Former world tennis champion Martina Hingis could not hold back her tears during a visit to a Phuket kindergarten yesterday, where she met children who had lost their families in the tsunami tragedy.
The Swiss player, a VIP guest of the Tourism Authority of Thailand, was overwhelmed as she was told how Maneerat Ruengrat and Akkarapong Wongsupab were orphaned by the tidal wave. She was shown pictures of their destroyed homes by her compatriot Tony Perdon, who has fostered the two orphans.
Hingis paid a visit at the Patong Kindergarten in Patong district yesterday morning and was welcomed by 20 young children affected by the tsunami. She autographed tennis balls for them and left a message in the visitors’ book that read: “Wish you all luck from now on after the things you have been through. I hope to support from far away”.
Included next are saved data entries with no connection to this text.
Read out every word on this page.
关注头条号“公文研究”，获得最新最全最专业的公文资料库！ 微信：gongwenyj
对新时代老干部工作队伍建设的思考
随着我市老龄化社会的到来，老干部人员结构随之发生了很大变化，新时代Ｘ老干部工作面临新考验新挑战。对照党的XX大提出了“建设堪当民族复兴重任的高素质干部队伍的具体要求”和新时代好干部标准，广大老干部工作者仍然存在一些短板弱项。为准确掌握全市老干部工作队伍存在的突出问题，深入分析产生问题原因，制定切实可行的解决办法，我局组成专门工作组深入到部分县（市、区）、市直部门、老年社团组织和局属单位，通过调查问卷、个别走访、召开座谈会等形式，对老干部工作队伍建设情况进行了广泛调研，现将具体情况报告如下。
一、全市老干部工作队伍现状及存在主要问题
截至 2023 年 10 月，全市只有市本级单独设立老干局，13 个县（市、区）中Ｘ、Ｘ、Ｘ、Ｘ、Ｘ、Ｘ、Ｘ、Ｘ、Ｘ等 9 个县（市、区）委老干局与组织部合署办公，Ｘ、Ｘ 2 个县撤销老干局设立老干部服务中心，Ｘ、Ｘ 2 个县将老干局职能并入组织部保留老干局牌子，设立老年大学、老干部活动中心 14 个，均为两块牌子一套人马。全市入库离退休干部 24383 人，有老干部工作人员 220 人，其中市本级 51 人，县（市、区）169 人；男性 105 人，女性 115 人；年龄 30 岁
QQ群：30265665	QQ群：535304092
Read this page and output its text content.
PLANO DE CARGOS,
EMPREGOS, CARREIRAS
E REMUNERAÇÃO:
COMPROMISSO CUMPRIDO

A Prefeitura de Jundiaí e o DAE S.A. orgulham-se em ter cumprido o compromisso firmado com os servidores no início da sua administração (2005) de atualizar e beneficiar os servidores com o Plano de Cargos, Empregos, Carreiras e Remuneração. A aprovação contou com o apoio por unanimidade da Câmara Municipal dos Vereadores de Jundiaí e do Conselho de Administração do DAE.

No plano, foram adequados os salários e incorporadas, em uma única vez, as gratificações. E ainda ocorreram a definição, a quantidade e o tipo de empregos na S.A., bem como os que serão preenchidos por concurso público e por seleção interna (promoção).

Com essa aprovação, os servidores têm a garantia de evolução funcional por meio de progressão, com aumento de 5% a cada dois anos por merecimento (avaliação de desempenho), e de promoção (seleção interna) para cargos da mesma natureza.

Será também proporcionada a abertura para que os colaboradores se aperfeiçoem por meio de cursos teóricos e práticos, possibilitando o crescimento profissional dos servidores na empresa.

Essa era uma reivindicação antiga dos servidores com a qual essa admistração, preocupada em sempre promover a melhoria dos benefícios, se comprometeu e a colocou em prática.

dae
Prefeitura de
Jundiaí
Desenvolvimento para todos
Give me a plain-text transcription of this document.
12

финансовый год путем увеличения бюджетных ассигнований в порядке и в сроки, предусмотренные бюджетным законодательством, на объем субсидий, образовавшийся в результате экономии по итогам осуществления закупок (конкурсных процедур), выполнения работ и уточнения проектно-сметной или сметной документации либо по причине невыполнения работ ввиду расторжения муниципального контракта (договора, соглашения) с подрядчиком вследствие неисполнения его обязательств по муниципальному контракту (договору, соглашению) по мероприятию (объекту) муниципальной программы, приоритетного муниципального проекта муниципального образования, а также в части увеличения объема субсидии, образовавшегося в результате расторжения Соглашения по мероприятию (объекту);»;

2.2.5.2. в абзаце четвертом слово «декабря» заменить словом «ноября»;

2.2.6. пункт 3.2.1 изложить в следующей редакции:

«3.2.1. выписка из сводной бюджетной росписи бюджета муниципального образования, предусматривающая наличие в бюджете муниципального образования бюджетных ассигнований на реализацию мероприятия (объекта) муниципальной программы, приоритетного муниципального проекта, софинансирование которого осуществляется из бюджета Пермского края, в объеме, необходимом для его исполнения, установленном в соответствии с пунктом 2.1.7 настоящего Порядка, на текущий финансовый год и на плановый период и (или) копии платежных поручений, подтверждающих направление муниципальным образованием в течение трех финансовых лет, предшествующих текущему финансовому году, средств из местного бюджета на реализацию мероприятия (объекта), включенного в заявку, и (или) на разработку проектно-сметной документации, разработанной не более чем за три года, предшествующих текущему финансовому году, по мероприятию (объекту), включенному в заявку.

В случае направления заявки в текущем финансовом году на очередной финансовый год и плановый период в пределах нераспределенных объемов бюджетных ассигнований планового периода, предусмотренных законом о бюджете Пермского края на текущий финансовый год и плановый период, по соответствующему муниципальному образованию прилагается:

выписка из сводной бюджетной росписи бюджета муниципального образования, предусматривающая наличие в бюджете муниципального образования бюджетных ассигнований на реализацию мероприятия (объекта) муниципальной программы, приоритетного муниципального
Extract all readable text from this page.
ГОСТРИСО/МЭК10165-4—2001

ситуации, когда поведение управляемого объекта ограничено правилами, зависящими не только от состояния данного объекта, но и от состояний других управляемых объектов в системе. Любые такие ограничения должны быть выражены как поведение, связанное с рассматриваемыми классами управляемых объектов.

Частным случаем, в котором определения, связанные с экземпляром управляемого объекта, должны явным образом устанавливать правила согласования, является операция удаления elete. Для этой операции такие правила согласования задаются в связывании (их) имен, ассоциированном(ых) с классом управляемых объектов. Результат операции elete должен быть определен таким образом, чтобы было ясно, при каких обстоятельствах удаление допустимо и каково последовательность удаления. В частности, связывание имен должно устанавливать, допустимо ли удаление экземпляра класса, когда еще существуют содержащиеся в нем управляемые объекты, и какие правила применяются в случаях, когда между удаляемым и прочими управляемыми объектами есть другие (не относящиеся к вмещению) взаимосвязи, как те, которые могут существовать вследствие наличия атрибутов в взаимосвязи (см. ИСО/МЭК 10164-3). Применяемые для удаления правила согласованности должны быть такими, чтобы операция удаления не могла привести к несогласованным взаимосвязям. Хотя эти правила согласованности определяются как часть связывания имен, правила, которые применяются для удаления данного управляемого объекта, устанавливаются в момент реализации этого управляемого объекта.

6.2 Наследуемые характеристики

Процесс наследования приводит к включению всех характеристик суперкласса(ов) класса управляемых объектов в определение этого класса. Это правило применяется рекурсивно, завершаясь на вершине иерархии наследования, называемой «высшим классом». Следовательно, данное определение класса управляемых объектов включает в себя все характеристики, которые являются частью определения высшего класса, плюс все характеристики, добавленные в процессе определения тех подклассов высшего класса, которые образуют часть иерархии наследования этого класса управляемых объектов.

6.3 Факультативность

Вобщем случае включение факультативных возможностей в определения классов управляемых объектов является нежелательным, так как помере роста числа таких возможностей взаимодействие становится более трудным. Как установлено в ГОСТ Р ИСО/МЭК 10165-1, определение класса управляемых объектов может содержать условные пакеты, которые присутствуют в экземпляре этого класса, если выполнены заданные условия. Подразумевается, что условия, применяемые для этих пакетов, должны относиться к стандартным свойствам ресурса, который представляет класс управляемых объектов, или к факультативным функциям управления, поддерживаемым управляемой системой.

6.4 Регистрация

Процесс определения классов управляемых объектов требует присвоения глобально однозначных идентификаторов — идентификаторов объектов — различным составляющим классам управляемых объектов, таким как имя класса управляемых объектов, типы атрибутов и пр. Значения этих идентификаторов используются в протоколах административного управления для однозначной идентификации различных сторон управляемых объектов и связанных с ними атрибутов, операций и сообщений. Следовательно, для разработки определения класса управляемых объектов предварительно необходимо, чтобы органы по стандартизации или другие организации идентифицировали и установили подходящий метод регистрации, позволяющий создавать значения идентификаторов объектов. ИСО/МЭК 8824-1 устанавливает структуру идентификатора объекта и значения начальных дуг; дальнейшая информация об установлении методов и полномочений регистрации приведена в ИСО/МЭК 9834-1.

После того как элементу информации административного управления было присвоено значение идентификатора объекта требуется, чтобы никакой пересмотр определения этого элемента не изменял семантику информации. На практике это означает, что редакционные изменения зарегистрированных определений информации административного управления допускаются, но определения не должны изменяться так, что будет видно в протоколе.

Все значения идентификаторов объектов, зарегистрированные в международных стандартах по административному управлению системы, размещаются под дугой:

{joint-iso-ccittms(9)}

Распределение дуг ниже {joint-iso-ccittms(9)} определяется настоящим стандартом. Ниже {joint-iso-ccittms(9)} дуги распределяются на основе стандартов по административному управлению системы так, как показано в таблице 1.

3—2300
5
The 24-year-old, accompanied by Mario Widmer, a friend of her mother, and her manager Lisa Chaffey, also stopped by at Patong beach.
She spent some 25 minutes exploring the affected area and expressed her sympathy for the victims to Lawn Tennis Association of Thailand vice-president Chaipak Siriwat.
She said she had read news about the incident at home and realised many people had lost their lives. As a Unicef representative, she decided to visit the island to lend a helping hand.
Hingis said she was impressed by the fast recovery of tourist attractions and the environment and that she planned to return in November.
Chaipak, meanwhile, invited the former queen of the court to play an exhibition match during her next visit here to commemorate the first anniversary of the tsunami.
Hingis entered the US$170,000 (Bt6.5 million) WTA event in Pattaya last week, but lost her first match against German Marlene Weingartner in three sets. She is hoping to return to the women’s circuit after being sidelined by an injury.